21 Lew has been convicted of three crimes of which attempted robbery is so separate in point of time and occasion as to require some accumulation with the other offences. It is obvious from what I have already said that his conviction of the offence of being an accessory before the fact to murder arose from his involvement in the joint enterprise of robbing Mr Stiffe and his guilt is thus derived directly from the fact that Mr Stiffe was killed in the course of that crime, Lew having adverted to the substantial risk that serious injury amounting at least to a wounding might be inflicted. As it is so inextricably bound up in the offence of being an accessory before the fact to the armed robbery no sensible separation can be constructed and the sentences should for the same reason be served concurrently.
22 David Ng, you are sentenced on the charge of armed robbery to a fixed term of seven years imprisonment to commence on 6 July 2001 and expire on 5 July 2008. In respect of the crime of murder you are sentenced to a term of thirty-five years' imprisonment to commence on 6 July 2003 and expiring on 5 July 2038. The overall sentence is therefore thirty-seven years. I impose a non-parole period of twenty-seven years and nine months. The earliest date upon which you will be eligible for parole is 5 April 2029.

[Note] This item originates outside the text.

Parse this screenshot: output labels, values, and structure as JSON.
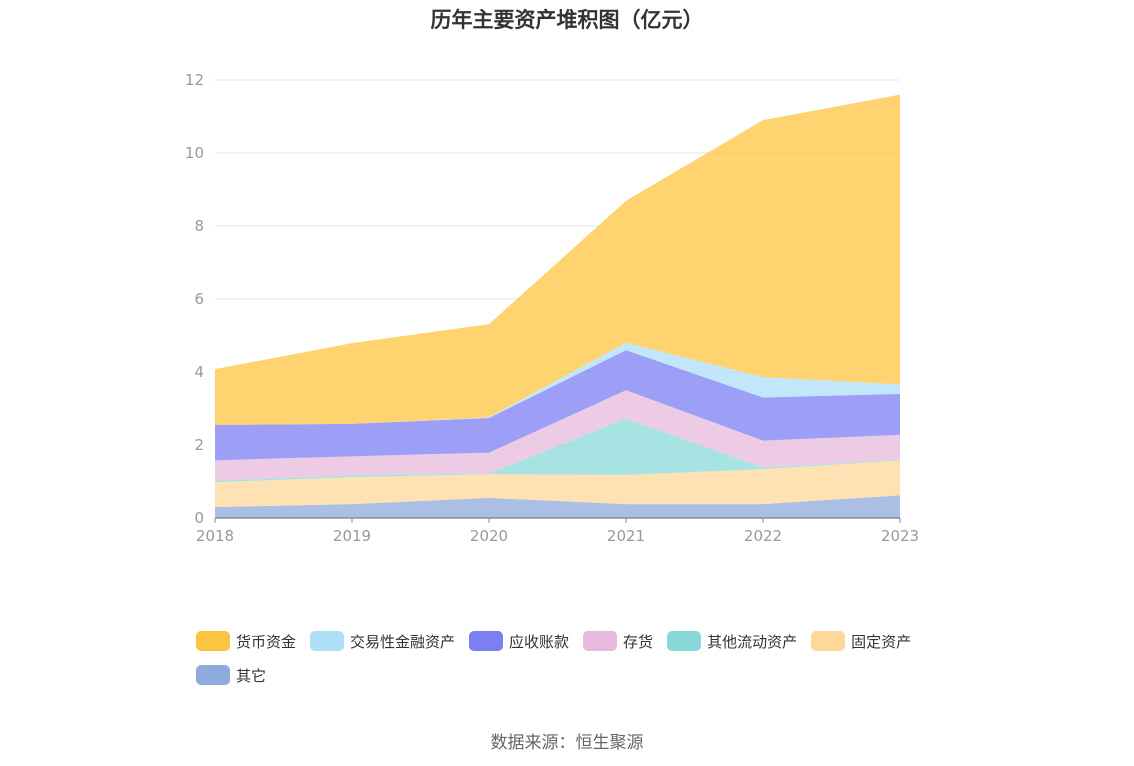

23 Teck Lee Lew, for the crime of being an accessory before the fact to attempted robbery you are sentenced to a fixed term of imprisonment of three years commencing 5 July 2001 and ending on 4 July 2004. In respect of the offence of being an accessory before the fact to the crime of robbery with an offensive weapon, you are sentenced to a fixed term of imprisonment of five years commencing on 5 July 2002 and expiring on 4 July 2007. In respect of the crime of being an accessory before the fact to murder, you are sentenced to a term of imprisonment of fourteen years commencing on 5 July 2002 and expiring on 4 July 2016. The overall sentence is therefore fifteen years. I impose a non-parole period of twelve years. The earliest date upon which you will be eligible for release is 4 July 2013.